Gli italiani credono quindi più al mondo del volontariato che ai sindacati o alla Magistratura, ma questa generale fiducia ottimista non riesce a levare il dubbio ad alcuni esperti, né tantomeno a coprire completamente le mancanze del Primo Settore.

Per alcuni [Riccardo Guidi, 2016], la crescita del volontariato sociale costituisce la ferita del neo-filantropismo che, insieme a quella del neo-managerialismo (ovvero l’irrompere di logiche aziendali nel servizio sociale), mette sotto assedio il Primo settore, de-professionalizzando l’aiuto sociale. Secondo altri [Fazzi, 2012], “il non profit sarebbe funzionale all’importazione nelle professioni sociali di orientamenti manageriali produttivi di demotivazione e insoddisfazione”. Pare quindi che nell’opinione di alcuni esperti, la crescita deregolamentata del Terzo settore rischierebbe di generare confusione e de-professionalizzazione, accogliendo anche le logiche manageriali privatistiche che stanno inglobando anche il Primo Settore, riducendo il carattere universalistico dello Stato sociale. Secondo questo schema, primo e terzo settore si muoverebbero sulla strada battuta dal Secondo, che condurrebbe verso un modello di Welfare aziendale, erogato dai privati (come i sussidi familiari o gli incentivi che certe imprese erogano ai dipendenti per fidelizzare).

D’altra parte, non possiamo comunque ignorare la grande forza che in Italia parrebbe avere il Terzo settore.

Il mondo del volontariato possiede un capitale umano e sociale enorme; potrebbe diventare una risorsa fondamentale per l’Italia, e forse già lo è. Si tratta di un universo molto eterogeneo, che va dalle ideologie politiche radicali al mondo cattolico, dall’umanesimo alla filantropia; è caratterizzato da istanze diverse, politiche, morali, civiche o religiose. Il Terzo Settore potrebbe quindi (continuare ad) attingere al grande cosmo dell’impegno volontario, ma deve farlo con scienza e coscienza, con la progettualità capace di non far disperdersi in una realtà molecolare e divisa in piccoli nuclei singoli.
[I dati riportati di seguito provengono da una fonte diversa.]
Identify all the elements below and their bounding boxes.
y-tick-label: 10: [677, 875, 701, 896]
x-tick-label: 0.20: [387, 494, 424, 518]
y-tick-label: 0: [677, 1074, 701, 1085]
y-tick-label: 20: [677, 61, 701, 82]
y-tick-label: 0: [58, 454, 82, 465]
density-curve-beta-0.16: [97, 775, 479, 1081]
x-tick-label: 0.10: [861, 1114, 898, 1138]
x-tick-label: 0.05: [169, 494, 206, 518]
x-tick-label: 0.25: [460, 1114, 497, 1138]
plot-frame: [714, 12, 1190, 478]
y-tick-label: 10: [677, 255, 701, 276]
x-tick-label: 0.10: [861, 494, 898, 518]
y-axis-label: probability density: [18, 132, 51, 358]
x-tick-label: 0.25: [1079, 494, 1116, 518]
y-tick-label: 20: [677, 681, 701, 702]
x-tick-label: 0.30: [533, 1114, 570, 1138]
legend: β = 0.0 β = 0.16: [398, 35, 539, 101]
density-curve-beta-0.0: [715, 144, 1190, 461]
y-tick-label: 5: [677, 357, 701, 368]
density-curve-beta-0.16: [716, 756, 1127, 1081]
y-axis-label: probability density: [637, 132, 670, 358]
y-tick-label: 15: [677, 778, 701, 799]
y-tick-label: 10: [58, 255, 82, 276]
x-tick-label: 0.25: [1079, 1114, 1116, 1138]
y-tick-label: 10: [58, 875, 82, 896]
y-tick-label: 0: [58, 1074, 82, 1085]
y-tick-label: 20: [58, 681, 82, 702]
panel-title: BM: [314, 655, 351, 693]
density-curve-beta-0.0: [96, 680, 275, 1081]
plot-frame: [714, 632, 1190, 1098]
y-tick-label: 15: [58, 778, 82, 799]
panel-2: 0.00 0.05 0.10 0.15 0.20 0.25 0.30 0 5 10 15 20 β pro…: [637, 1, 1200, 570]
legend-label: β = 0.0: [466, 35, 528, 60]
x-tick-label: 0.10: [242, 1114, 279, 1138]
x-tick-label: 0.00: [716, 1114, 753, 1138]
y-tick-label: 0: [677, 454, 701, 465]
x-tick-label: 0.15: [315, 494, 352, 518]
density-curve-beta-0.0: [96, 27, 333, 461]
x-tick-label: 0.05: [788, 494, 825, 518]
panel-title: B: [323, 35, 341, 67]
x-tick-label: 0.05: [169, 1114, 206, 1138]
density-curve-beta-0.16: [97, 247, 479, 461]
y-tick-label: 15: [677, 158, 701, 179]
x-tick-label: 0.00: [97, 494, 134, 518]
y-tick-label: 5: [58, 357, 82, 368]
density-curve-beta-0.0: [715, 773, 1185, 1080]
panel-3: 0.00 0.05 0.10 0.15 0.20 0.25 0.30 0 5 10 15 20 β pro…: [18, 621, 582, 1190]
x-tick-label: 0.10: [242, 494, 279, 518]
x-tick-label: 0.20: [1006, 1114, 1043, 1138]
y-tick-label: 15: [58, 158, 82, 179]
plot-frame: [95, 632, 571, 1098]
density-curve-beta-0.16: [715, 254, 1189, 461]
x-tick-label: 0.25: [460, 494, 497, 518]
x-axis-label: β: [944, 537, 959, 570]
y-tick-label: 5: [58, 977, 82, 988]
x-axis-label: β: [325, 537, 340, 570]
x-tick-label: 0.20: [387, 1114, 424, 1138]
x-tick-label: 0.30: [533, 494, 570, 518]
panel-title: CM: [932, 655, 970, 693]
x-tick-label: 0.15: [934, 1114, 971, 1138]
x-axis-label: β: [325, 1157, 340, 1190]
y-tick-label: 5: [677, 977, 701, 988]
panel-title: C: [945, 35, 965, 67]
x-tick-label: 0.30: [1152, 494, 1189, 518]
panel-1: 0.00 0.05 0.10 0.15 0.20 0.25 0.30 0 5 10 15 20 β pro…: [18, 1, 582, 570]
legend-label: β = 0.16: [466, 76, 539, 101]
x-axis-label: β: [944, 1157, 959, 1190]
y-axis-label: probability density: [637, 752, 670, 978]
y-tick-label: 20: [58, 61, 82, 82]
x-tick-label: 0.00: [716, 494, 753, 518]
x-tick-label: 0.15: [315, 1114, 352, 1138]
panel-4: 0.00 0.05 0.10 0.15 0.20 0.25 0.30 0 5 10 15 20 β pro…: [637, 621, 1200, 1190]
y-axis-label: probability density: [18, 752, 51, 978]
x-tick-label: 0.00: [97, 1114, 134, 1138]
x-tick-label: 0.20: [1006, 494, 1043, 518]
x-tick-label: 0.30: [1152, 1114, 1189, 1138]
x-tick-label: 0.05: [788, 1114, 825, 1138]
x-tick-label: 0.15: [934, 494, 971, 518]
Il Terzo Settore dovrà diventare una realtà organica e regolamentata, diretta dal settore pubblico, ma capace di tutelare le singole istanze delle associazioni e delle ETS locali, il tutto stando attento a non diventare un apparato troppo burocratico e amministrativo, proprio per non uccidere quello spirito spontaneo e  l’azione di ogni volontario.